The high-velocity environment of social media makes it especially appealing to break the news first. Yet breaking the news first without due diligence can be devastating. As Jim Brady once tweeted: “if you’re right and first, no one remembers. If you’re first and wrong, everyone remembers.” And if you’re a major news outlet – say CNN – the effect can be quite dramatic.
“Everyone is entitled to his own opinion, but not to his own facts,” American politician and sociologist Daniel Patrick Moynihan famously said. As journalists, we can’t afford to be lax with facts – it is our burden to be relentless in pursuing and shedding light on facts. In the end, what kind of public service is journalism doing by serving up half-baked information? Who cares if your Twitter feed looks like Valhalla if the information you’re disseminating is wrong?
I hope it has become abundantly clear, by now, that our first priority as journalists is to get the facts right. What are, then, some social media strategies we can implement on this election night to make sure we don’t fall in the same traps our peers fell into?
It does help to have a social media policy set before election day. The policy should be based on a strong sense of what a journalist’s duty is on election night – and journalists should be discouraged from going rogue and calling races too fast – while also addressing the specific challenges presented by social media. The AP social media guidelines and their election night annex are a solid place to start.
Additionally, remember that common sense trumps all. Tweet responsibly. Fact-check everything: accounts, information, authenticity of photos … And when you make mistakes – because let’s not foul ourselves this is bound to happen at some point – make corrections and push out the corrections aggressively and strategically.

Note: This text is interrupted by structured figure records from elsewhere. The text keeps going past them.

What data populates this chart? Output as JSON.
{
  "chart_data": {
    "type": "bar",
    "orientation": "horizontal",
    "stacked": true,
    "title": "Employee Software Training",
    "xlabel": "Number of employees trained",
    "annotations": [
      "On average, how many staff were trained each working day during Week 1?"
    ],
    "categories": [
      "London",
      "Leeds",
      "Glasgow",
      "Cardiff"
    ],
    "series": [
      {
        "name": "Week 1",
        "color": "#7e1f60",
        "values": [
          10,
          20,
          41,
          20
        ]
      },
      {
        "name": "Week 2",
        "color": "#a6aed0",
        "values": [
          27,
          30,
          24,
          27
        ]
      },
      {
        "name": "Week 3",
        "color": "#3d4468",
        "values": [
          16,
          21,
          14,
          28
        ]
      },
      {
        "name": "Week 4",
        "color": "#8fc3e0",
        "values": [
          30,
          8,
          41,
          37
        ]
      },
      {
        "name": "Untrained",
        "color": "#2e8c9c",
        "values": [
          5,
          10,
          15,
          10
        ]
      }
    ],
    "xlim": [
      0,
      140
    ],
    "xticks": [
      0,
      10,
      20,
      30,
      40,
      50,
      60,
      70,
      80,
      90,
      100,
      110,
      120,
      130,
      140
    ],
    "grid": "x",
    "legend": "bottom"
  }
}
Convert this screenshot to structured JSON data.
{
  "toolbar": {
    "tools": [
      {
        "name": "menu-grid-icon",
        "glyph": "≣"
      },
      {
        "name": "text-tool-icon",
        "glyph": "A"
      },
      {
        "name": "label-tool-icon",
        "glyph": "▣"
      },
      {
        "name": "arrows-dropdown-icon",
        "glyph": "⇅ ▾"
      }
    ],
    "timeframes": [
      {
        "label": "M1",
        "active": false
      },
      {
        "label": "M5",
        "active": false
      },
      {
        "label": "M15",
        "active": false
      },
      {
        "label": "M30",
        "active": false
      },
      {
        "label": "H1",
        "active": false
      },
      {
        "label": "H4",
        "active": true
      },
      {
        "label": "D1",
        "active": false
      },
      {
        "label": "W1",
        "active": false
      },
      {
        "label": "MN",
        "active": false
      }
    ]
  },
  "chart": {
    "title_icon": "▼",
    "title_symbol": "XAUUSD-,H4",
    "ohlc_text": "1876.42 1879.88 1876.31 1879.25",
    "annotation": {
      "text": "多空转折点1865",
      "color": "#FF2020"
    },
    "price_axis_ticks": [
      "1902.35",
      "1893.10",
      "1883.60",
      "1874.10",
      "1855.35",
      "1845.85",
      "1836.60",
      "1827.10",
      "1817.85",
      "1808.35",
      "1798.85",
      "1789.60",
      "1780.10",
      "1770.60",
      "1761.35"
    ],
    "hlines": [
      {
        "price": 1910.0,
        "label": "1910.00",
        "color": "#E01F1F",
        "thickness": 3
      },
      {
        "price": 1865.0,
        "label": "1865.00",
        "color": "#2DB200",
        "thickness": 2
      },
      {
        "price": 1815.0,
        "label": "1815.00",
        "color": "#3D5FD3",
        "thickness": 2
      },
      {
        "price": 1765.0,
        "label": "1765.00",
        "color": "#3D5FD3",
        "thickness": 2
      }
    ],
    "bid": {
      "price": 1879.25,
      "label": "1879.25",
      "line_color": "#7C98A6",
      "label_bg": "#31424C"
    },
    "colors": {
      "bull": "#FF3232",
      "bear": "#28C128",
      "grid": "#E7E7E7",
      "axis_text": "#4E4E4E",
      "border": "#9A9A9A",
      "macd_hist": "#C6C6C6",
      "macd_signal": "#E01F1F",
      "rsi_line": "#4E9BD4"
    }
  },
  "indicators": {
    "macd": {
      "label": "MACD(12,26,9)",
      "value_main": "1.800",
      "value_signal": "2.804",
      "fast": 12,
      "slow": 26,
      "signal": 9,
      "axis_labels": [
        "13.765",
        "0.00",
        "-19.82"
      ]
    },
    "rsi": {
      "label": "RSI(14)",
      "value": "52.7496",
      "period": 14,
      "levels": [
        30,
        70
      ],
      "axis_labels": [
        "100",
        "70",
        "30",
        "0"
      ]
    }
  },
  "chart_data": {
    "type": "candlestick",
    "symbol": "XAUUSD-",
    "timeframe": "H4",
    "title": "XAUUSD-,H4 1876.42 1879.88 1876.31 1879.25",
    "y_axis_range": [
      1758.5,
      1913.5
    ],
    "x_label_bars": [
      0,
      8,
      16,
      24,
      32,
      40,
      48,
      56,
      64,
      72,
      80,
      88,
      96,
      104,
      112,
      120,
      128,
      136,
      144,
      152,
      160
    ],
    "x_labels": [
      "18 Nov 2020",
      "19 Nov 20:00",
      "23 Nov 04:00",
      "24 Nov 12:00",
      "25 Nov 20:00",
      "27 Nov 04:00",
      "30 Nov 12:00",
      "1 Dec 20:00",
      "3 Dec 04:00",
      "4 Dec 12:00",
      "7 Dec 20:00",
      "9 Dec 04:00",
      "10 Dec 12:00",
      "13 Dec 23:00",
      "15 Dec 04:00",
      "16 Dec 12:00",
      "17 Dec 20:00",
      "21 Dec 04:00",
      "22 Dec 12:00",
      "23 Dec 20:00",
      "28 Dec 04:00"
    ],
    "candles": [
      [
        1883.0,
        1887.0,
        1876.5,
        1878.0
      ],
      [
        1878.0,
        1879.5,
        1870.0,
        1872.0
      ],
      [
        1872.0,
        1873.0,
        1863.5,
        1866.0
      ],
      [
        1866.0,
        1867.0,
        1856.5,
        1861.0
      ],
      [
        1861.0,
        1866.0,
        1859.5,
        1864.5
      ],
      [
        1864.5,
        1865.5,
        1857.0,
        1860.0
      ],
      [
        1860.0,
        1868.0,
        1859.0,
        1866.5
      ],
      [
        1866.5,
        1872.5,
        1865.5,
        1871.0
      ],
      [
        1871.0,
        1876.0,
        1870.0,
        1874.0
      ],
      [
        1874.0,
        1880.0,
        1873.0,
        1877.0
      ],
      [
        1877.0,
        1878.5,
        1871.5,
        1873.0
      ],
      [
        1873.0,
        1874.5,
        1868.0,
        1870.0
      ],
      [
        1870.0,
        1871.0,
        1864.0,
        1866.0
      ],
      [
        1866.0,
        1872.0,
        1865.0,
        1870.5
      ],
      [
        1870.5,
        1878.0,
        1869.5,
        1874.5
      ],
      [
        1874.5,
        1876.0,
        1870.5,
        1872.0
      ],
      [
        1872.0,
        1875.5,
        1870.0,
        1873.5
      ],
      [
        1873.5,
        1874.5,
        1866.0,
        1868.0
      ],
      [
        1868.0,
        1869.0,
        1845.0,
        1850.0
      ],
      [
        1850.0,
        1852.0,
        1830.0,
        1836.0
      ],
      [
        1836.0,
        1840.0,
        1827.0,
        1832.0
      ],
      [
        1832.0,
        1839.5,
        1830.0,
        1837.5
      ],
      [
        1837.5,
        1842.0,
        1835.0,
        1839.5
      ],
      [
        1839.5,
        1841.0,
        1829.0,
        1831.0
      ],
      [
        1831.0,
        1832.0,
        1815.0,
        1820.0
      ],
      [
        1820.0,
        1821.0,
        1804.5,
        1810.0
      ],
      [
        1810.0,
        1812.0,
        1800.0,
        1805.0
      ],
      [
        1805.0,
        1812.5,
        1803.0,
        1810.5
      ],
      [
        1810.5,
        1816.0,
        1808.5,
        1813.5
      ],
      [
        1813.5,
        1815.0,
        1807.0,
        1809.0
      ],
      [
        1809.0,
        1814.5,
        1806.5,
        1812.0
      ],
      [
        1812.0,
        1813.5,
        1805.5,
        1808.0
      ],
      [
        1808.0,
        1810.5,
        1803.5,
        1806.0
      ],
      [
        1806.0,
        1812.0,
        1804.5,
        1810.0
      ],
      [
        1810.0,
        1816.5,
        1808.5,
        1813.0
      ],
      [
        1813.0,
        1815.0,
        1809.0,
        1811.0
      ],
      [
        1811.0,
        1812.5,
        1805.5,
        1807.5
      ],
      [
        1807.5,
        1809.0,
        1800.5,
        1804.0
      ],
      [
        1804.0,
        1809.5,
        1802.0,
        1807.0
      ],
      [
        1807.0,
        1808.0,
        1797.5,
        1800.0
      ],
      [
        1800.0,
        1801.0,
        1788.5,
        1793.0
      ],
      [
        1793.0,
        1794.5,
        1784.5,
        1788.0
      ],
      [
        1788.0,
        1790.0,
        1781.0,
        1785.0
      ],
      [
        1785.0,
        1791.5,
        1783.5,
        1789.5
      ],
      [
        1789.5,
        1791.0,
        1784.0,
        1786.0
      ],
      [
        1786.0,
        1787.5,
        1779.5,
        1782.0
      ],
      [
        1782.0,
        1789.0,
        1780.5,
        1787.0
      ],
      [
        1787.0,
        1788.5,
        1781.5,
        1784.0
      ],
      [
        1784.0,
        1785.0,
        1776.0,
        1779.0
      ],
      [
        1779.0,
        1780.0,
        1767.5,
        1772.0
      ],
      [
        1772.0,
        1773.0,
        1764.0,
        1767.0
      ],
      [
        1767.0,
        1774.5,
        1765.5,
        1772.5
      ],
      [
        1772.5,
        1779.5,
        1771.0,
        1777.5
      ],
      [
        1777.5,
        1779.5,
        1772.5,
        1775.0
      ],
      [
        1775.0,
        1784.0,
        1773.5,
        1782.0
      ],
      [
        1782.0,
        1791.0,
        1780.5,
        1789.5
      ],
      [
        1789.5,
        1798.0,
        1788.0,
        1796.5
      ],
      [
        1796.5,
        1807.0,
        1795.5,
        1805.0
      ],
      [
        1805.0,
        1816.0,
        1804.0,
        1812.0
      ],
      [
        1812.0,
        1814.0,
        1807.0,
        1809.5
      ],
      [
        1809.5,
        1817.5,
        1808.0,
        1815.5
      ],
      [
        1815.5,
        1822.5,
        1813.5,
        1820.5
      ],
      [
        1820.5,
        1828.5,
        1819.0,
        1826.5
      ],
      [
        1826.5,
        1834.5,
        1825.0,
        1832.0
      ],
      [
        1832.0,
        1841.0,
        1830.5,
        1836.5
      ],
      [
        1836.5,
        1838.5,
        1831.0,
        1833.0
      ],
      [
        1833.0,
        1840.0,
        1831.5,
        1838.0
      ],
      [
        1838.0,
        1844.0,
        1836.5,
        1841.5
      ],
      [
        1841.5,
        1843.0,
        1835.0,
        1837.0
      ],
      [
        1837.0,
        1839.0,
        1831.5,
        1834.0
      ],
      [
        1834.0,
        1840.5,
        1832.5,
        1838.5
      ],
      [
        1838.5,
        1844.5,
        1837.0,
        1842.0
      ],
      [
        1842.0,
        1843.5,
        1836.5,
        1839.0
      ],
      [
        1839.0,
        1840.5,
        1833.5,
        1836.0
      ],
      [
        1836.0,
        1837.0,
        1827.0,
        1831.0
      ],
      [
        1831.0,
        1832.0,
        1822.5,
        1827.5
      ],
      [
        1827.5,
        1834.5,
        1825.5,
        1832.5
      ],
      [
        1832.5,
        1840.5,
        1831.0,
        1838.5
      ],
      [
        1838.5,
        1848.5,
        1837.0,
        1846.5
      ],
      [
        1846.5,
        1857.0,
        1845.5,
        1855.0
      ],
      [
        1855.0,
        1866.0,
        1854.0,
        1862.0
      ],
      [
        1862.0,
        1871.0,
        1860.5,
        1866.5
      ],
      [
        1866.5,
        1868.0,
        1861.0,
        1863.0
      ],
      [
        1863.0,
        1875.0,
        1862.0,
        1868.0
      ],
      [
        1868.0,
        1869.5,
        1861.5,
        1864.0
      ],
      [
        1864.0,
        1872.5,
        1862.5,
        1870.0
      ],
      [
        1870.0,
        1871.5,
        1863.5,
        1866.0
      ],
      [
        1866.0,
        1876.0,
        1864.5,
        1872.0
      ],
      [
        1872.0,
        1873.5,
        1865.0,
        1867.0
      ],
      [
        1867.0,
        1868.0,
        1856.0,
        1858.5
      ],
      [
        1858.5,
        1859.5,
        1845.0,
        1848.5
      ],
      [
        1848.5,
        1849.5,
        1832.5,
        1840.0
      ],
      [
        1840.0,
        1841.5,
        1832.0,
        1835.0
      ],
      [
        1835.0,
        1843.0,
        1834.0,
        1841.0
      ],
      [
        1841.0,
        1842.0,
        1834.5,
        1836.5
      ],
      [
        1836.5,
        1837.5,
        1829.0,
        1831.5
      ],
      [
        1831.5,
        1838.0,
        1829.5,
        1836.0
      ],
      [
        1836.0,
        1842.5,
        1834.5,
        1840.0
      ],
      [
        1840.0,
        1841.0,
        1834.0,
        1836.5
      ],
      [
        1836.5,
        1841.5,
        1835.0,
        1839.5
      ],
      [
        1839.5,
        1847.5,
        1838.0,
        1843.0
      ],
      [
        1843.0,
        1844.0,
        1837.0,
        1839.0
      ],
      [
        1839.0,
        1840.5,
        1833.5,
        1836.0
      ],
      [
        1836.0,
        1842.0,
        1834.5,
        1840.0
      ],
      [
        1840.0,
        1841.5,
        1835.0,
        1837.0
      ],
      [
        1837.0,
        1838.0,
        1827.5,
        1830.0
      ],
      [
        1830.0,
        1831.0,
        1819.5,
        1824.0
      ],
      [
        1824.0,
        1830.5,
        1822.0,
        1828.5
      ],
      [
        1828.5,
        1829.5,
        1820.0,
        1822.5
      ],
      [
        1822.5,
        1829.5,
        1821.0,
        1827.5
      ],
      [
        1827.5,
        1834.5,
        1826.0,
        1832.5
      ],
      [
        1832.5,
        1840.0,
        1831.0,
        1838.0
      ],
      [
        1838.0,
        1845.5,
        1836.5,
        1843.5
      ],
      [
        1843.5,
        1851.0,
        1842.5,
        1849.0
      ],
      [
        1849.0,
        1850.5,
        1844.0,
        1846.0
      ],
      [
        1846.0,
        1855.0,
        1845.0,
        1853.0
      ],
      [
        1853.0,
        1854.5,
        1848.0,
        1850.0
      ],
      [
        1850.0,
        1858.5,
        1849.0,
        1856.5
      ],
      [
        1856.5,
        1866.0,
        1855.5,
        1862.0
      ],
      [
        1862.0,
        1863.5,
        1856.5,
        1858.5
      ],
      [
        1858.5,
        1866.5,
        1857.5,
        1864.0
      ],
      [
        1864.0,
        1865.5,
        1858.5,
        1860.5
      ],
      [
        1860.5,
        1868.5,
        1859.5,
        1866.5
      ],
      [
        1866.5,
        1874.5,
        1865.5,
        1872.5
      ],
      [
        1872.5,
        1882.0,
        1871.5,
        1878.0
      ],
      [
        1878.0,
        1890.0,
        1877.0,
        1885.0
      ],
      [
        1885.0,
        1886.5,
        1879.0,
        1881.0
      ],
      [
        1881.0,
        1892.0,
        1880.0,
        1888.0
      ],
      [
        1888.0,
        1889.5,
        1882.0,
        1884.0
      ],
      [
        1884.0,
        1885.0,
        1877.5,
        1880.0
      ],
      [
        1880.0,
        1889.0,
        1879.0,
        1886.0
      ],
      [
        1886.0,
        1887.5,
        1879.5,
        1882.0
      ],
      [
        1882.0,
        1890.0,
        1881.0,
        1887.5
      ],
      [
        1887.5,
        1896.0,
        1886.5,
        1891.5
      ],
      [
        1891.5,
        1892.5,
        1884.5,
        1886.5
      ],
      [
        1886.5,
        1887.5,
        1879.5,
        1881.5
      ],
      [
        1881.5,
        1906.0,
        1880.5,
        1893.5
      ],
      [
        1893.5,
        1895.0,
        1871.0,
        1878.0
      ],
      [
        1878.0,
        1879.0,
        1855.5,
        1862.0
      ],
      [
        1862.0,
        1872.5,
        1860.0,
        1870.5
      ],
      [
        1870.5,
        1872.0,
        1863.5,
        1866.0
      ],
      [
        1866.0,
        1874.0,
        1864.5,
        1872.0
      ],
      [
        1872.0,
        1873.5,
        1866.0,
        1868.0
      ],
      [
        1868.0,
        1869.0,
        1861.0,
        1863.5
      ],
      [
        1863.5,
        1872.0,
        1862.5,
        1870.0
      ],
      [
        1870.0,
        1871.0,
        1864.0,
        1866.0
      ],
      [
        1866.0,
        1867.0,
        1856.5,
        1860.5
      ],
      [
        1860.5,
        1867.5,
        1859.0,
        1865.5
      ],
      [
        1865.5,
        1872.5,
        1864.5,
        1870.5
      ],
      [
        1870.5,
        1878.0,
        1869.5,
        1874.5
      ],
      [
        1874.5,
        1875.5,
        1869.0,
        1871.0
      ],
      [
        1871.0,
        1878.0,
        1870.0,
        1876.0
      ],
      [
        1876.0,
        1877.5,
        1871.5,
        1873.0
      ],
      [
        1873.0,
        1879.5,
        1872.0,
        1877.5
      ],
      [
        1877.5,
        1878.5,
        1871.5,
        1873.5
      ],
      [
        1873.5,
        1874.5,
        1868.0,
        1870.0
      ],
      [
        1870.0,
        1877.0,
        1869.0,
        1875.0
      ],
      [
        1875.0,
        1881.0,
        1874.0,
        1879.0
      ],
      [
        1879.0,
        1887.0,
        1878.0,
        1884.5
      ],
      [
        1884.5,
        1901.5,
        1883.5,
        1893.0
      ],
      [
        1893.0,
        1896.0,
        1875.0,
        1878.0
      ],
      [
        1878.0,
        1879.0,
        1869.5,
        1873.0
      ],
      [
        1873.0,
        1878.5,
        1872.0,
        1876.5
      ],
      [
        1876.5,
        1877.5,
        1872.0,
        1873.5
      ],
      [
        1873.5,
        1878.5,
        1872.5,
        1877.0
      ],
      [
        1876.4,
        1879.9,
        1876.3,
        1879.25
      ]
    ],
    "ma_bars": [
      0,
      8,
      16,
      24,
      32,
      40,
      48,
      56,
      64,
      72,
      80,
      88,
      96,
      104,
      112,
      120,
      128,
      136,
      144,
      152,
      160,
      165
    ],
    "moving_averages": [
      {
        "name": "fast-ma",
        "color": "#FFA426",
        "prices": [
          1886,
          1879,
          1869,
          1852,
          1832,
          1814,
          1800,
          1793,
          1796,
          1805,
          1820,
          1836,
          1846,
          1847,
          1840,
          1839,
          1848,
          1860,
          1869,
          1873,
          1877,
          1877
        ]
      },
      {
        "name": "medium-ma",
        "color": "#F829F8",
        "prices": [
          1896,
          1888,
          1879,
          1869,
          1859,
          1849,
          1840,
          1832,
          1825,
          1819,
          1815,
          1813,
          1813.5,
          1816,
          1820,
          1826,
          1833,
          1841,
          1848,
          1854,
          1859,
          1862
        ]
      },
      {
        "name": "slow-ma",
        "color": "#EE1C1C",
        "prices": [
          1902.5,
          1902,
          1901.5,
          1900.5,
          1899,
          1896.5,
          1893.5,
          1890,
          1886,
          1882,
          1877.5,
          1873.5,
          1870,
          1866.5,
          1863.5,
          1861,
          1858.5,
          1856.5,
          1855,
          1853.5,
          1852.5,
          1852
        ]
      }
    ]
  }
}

Craig Silverman recommends that you “write human corrections, repeat them, help them spread, and match them to the channels you initially used.”
Finally, as you navigate through social media’s muddy waters please keep things into perspective: not everyone is on social media and Twitter’s reaction does not constitute public opinion.
If I have sounded like your mother egging you to eat your vegetables, it is because in a certain sense I was. Many of the things I have mentioned pertain, in fact, to journalism 101. And I haven’t said it all. I leave you with Liz Sidoti’s words to David Carr.
“I worry that reporters are so busy looking after the bells and whistles that they need on social media that they are not working as finders of fact, asking the though questions and doing the analysis.”